Abstract
Objectives:
We have developed a new novel neck dissection procedure by postauricular facelift incision using the da Vinci robot or endoscope to avoid a long visible neck scar. The aim of this study is to investigate the feasibility and efficacy of this novel procedure in squamous cell carcinoma of head and neck (SCCHN) comparing with conventional neck dissection.
Methods:
We analyzed 30 SCCHN patients with clinically node negative neck (cN0) who underwent robot/endoscope assisted selective neck dissection (SND) by postauricular facelift approach (11 patients, 12 necks) or conventional neck dissection (19 patients, 21 necks).
Results:
The distributions of gender and age did not differ between the two groups. The extent of SND was level I, II, and III in oral cancer, and level II, III, with/without IV, V in oropharynx, larynx, and hypopharynx cancer in both group.
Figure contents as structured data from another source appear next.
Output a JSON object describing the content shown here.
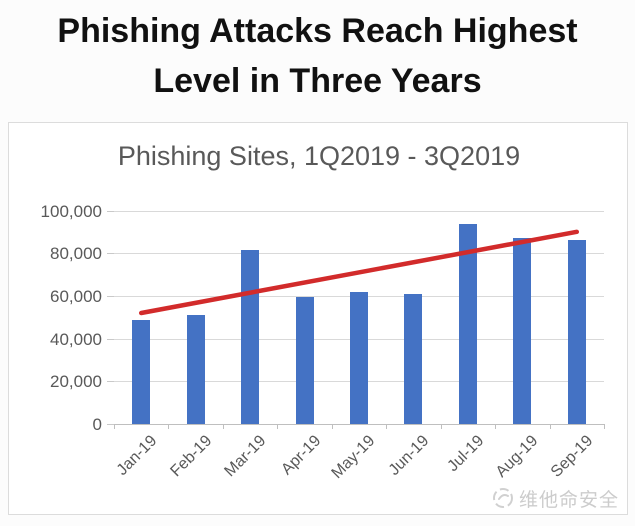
{
  "page": {
    "title_line1": "Phishing Attacks Reach Highest",
    "title_line2": "Level in Three Years"
  },
  "chart_data": {
    "type": "bar",
    "title": "Phishing Sites, 1Q2019 - 3Q2019",
    "categories": [
      "Jan-19",
      "Feb-19",
      "Mar-19",
      "Apr-19",
      "May-19",
      "Jun-19",
      "Jul-19",
      "Aug-19",
      "Sep-19"
    ],
    "values": [
      48500,
      51000,
      81500,
      59500,
      61800,
      61000,
      93500,
      87000,
      86000
    ],
    "xlabel": "",
    "ylabel": "",
    "ylim": [
      0,
      100000
    ],
    "ytick_interval": 20000,
    "ytick_labels": [
      "0",
      "20,000",
      "40,000",
      "60,000",
      "80,000",
      "100,000"
    ],
    "grid": true,
    "legend": "none",
    "bar_color": "#4472c4",
    "grid_color": "#d9d9d9",
    "axis_text_color": "#595959",
    "trendline": {
      "type": "linear",
      "color": "#d22b2b",
      "start_value": 52000,
      "end_value": 90000
    }
  },
  "watermark": {
    "icon": "swirl-logo-icon",
    "text": "维他命安全",
    "color": "#c7c7c7"
  }
}
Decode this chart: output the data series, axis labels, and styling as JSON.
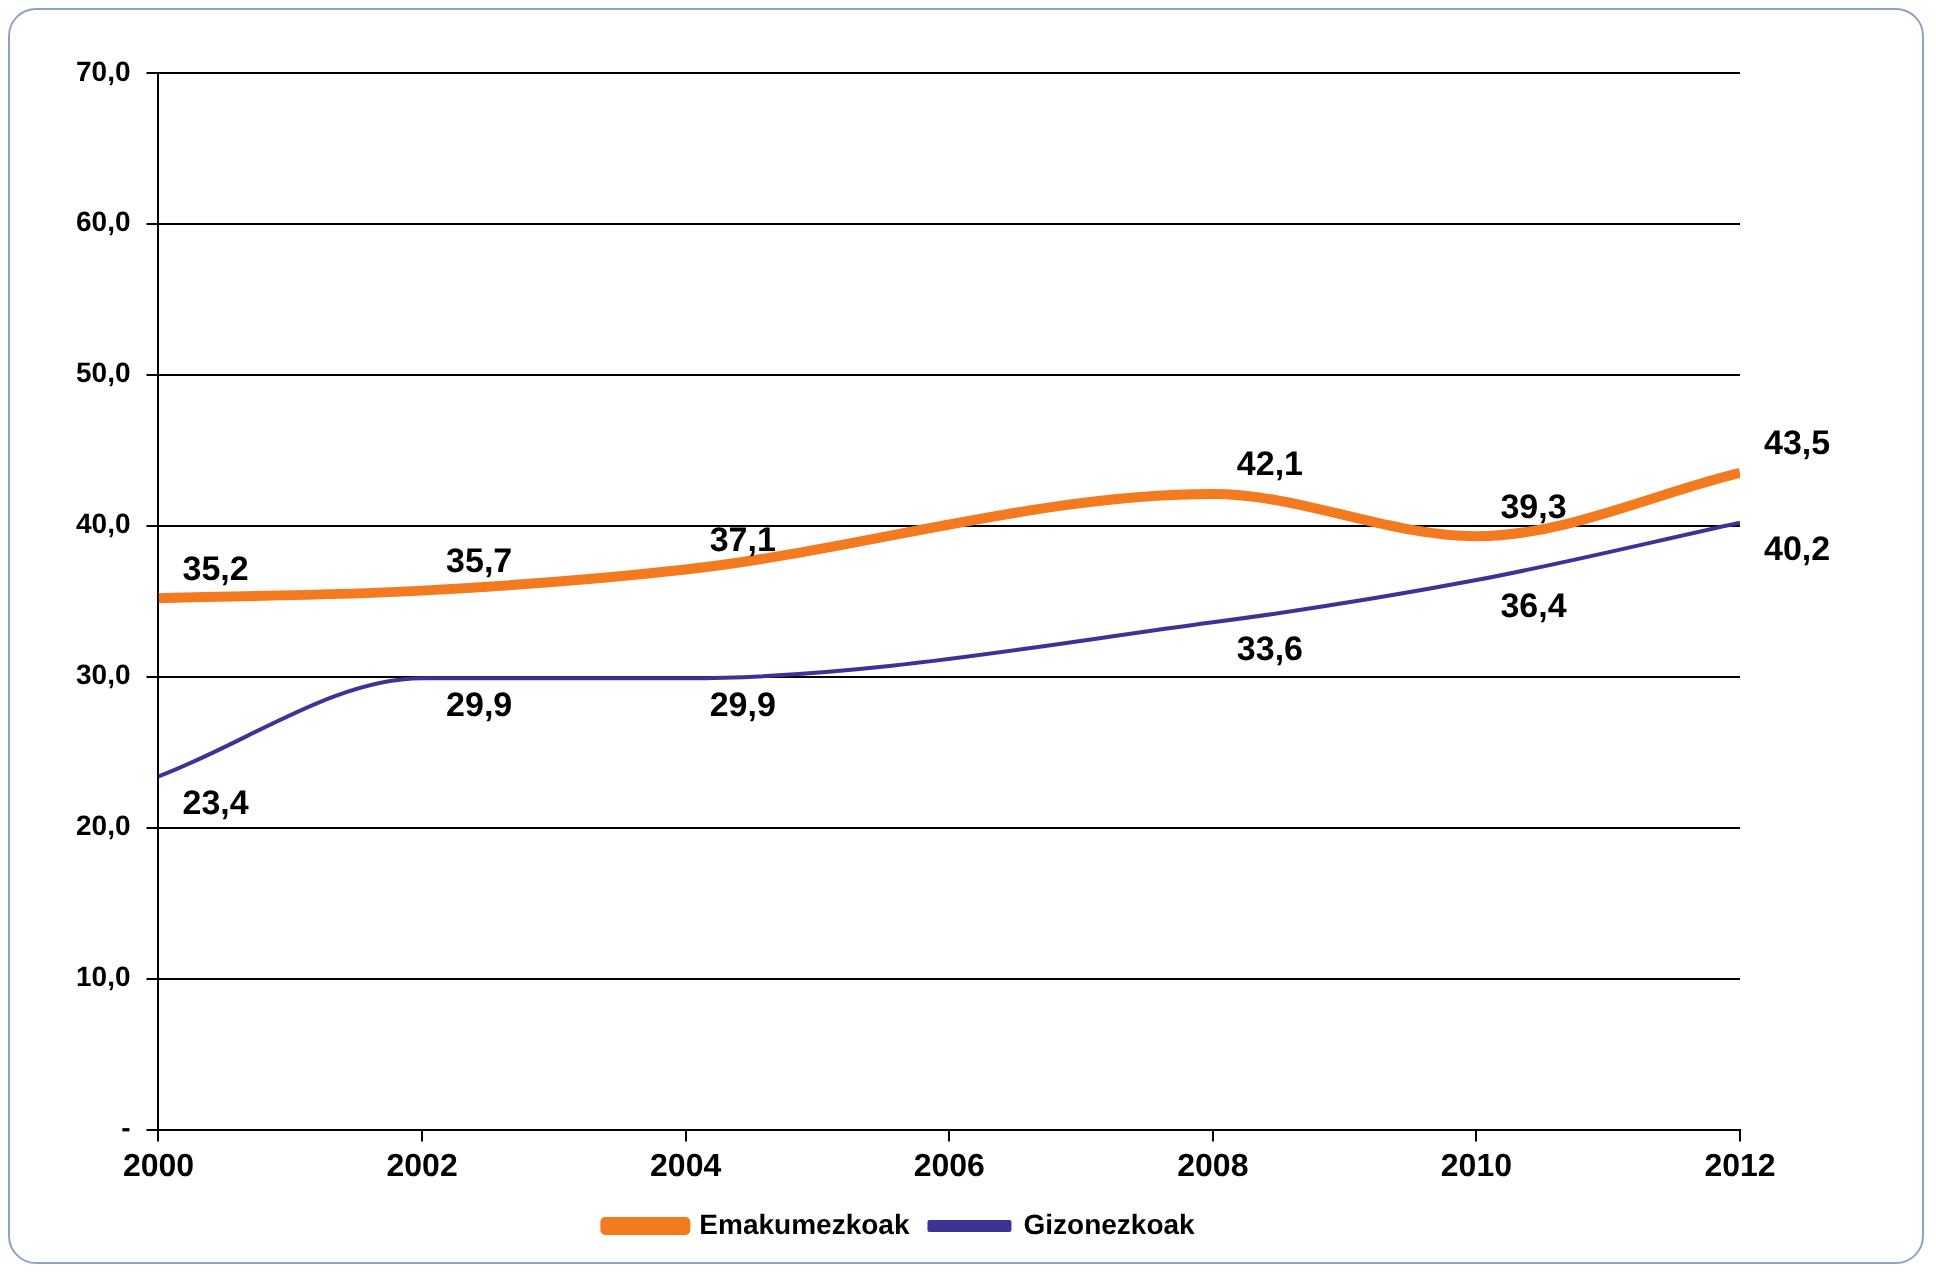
{
  "chart_data": {
    "type": "line",
    "x": [
      2000,
      2002,
      2004,
      2008,
      2010,
      2012
    ],
    "xlim": [
      2000,
      2012
    ],
    "xticks": [
      2000,
      2002,
      2004,
      2006,
      2008,
      2010,
      2012
    ],
    "ylim": [
      0,
      70
    ],
    "yticks": [
      {
        "value": 0,
        "label": "-"
      },
      {
        "value": 10,
        "label": "10,0"
      },
      {
        "value": 20,
        "label": "20,0"
      },
      {
        "value": 30,
        "label": "30,0"
      },
      {
        "value": 40,
        "label": "40,0"
      },
      {
        "value": 50,
        "label": "50,0"
      },
      {
        "value": 60,
        "label": "60,0"
      },
      {
        "value": 70,
        "label": "70,0"
      }
    ],
    "grid": "y",
    "legend": "bottom",
    "marker": "none",
    "series": [
      {
        "name": "Emakumezkoak",
        "color": "#f47a20",
        "values": [
          35.2,
          35.7,
          37.1,
          42.1,
          39.3,
          43.5
        ],
        "value_labels": [
          "35,2",
          "35,7",
          "37,1",
          "42,1",
          "39,3",
          "43,5"
        ]
      },
      {
        "name": "Gizonezkoak",
        "color": "#3b3496",
        "values": [
          23.4,
          29.9,
          29.9,
          33.6,
          36.4,
          40.2
        ],
        "value_labels": [
          "23,4",
          "29,9",
          "29,9",
          "33,6",
          "36,4",
          "40,2"
        ]
      }
    ]
  }
}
The robot/endoscope assisted SND was completed successfully in all patients. The mean operative time of SND was longer in the robot/endoscope group (219 ± 65 min) than the conventional group (144 ± 43 min) (P < 0.05). The mean number of lymph nodes removed was 24.6 ± 8.0 and 28.9 ± 8.2 in the robot/endoscope and conventional group, respectively (P = 0.151), and the number of lymph nodes removed in each levels also did not differ between the two groups. There was no major postoperative complication in both groups.
Conclusions:
Robot or endoscope assisted SND by postauricular facelift approach is a cosmetically excellent procedure and comparable to conventional neck dissection in selected patients with cN0 SCCHN.